Setiap Hari Raya Idul Fitri, tokoh-tokoh terkemuka di Indonesia mengadakan open house, di mana mereka membuka pintu rumah mereka kepada tamu yang datang bersilaturahmi. Tradisi ini juga dilakukan oleh Presiden Indonesia, yang biasanya membuka Istana Negara atau kediaman pribadi mereka untuk menerima tamu. Namun, dua kali dalam sejarah, kegiatan ini tidak dilakukan. Pertama, karena pandemi Covid-19 di era Presiden Joko Widodo yang membuat pembatasan kedatangan tamu.
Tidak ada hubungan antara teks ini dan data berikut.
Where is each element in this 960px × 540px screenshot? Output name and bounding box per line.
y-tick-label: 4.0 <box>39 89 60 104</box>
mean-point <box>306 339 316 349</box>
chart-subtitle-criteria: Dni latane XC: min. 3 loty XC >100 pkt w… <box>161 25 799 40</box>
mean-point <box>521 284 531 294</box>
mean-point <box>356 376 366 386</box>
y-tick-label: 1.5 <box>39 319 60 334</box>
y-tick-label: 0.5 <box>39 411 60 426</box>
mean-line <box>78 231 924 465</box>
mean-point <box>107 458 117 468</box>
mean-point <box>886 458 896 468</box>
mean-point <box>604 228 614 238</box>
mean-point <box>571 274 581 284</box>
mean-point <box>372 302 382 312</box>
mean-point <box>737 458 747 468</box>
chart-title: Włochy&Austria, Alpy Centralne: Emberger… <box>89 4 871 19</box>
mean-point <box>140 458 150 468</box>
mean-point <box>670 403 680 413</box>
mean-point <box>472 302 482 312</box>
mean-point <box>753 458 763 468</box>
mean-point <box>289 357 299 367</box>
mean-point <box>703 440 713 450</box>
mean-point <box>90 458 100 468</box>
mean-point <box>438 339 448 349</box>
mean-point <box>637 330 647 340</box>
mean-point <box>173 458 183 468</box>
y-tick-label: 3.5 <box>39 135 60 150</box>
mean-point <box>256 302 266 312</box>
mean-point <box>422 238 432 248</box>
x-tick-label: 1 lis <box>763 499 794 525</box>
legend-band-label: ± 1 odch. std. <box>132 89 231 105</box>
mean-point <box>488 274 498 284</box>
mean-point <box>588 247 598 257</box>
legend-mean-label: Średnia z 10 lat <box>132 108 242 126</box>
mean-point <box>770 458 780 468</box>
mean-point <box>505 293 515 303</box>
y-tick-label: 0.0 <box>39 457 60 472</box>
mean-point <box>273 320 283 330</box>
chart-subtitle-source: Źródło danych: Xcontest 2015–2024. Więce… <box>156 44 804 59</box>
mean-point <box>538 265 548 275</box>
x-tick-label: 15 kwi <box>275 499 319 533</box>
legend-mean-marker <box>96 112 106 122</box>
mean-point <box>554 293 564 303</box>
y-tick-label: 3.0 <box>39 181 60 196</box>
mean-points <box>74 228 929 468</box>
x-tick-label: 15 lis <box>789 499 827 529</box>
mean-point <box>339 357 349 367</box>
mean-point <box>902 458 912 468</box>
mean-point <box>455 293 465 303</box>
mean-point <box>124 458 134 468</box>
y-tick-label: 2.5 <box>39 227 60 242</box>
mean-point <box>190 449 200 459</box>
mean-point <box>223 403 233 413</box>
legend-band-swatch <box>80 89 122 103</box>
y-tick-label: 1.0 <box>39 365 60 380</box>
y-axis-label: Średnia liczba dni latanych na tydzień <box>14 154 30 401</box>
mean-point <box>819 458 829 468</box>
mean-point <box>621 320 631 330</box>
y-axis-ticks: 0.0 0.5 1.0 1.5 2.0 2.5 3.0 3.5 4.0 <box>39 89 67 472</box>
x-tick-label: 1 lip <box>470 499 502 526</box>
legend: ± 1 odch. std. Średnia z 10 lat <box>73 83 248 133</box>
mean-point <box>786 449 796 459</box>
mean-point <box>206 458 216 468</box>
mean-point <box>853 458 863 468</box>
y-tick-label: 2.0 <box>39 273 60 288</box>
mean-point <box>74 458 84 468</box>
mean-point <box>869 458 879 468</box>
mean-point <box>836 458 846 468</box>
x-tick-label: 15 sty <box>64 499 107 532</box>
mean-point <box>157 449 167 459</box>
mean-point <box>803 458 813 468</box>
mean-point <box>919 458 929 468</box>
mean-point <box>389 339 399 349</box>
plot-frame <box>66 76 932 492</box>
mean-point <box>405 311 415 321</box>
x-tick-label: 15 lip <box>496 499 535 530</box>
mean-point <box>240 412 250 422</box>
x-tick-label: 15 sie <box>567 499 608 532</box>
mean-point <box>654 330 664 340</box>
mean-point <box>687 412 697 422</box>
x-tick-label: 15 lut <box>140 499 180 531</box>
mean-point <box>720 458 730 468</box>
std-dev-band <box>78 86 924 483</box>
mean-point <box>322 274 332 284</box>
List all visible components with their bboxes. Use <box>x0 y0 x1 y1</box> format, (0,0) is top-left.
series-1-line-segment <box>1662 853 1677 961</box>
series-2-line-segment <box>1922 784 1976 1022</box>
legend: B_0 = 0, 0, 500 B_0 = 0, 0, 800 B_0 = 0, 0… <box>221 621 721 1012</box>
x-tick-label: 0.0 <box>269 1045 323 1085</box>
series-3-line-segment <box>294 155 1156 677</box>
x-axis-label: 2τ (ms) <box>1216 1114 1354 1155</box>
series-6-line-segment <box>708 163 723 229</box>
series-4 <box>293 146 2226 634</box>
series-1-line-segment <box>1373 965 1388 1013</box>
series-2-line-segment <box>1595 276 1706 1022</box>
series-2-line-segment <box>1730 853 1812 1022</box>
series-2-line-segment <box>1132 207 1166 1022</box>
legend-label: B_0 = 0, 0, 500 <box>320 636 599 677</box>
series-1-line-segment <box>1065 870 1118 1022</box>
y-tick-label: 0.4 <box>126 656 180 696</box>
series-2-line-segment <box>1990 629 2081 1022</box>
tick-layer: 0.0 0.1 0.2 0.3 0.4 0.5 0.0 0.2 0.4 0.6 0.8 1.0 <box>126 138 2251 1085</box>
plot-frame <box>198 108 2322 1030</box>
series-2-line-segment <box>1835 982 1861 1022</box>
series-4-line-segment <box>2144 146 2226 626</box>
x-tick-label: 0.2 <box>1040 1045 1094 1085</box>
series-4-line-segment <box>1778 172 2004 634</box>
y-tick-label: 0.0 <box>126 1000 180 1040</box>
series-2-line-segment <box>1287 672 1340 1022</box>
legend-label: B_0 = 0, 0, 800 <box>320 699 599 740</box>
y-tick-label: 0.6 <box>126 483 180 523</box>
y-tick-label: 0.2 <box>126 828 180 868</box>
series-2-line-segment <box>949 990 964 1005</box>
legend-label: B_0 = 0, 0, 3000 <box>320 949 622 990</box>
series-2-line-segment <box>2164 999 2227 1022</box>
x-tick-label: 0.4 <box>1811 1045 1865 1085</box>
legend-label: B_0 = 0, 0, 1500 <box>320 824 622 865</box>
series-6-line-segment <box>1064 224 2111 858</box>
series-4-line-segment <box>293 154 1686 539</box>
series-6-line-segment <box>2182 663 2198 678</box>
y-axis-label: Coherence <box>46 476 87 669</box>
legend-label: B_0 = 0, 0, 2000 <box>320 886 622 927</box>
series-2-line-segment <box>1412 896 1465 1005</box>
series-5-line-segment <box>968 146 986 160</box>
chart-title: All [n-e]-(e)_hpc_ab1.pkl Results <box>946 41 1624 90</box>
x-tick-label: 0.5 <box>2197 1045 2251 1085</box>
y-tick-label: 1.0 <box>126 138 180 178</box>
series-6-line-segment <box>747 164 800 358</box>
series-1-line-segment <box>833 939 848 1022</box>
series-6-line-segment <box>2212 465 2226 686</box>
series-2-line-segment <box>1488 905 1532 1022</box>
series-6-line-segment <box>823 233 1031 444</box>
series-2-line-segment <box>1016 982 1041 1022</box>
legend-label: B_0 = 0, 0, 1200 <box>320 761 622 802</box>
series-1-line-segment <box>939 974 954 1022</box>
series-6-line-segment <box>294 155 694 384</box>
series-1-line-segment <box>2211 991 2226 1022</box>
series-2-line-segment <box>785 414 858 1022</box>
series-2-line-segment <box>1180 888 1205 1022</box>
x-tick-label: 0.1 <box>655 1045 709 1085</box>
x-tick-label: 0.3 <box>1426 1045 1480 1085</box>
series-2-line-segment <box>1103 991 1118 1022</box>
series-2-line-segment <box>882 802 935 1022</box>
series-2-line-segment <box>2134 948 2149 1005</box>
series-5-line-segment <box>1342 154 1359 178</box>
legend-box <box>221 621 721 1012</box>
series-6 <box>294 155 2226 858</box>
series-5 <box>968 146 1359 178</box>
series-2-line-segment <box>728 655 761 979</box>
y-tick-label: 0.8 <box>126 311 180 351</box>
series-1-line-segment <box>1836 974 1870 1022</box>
Kedua, pada Lebaran tahun 1987 di era Presiden Soeharto, open house tidak diadakan untuk mematuhi kebijakan hemat anggaran.
Pada saat itu, kondisi ekonomi Indonesia sedang sulit karena penurunan harga minyak bumi dan pelemahan nilai tukar rupiah terhadap dolar AS. Hal ini membuat pemerintah harus melakukan pembatasan anggaran dan kebijakan pengetatan ekonomi. Presiden Soeharto memutuskan untuk tidak membuka open house di Jl. Cendana sebagai tindakan kesederhanaan di tengah ketidakpastian ekonomi. Keputusan ini mengirimkan pesan kepada para pemimpin masa depan tentang pentingnya menunjukkan contoh kesederhanaan dan keprihatinan dalam situasi sulit.
Akibatnya, para pejabat, tamu diplomatik, dan masyarakat umum tidak bisa berkunjung ke kediaman presiden tersebut pada hari Lebaran. Langkah Soeharto ini menjadi pembelajaran penting bagi pemimpin masa depan tentang pentingnya perilaku sederhana dalam menghadapi ketidakstabilan ekonomi. Mengutip Soeharto dalam autobiografinya, keputusan untuk tidak membuka open house pada Lebaran tahun 1987 adalah langkah yang diperlukan untuk menunjukkan kepemimpinan dalam masa sulit. Seluruh aksi tersebut sebagai bentuk penghematan dan tindakan untuk menjaga kestabilan ekonomi negara.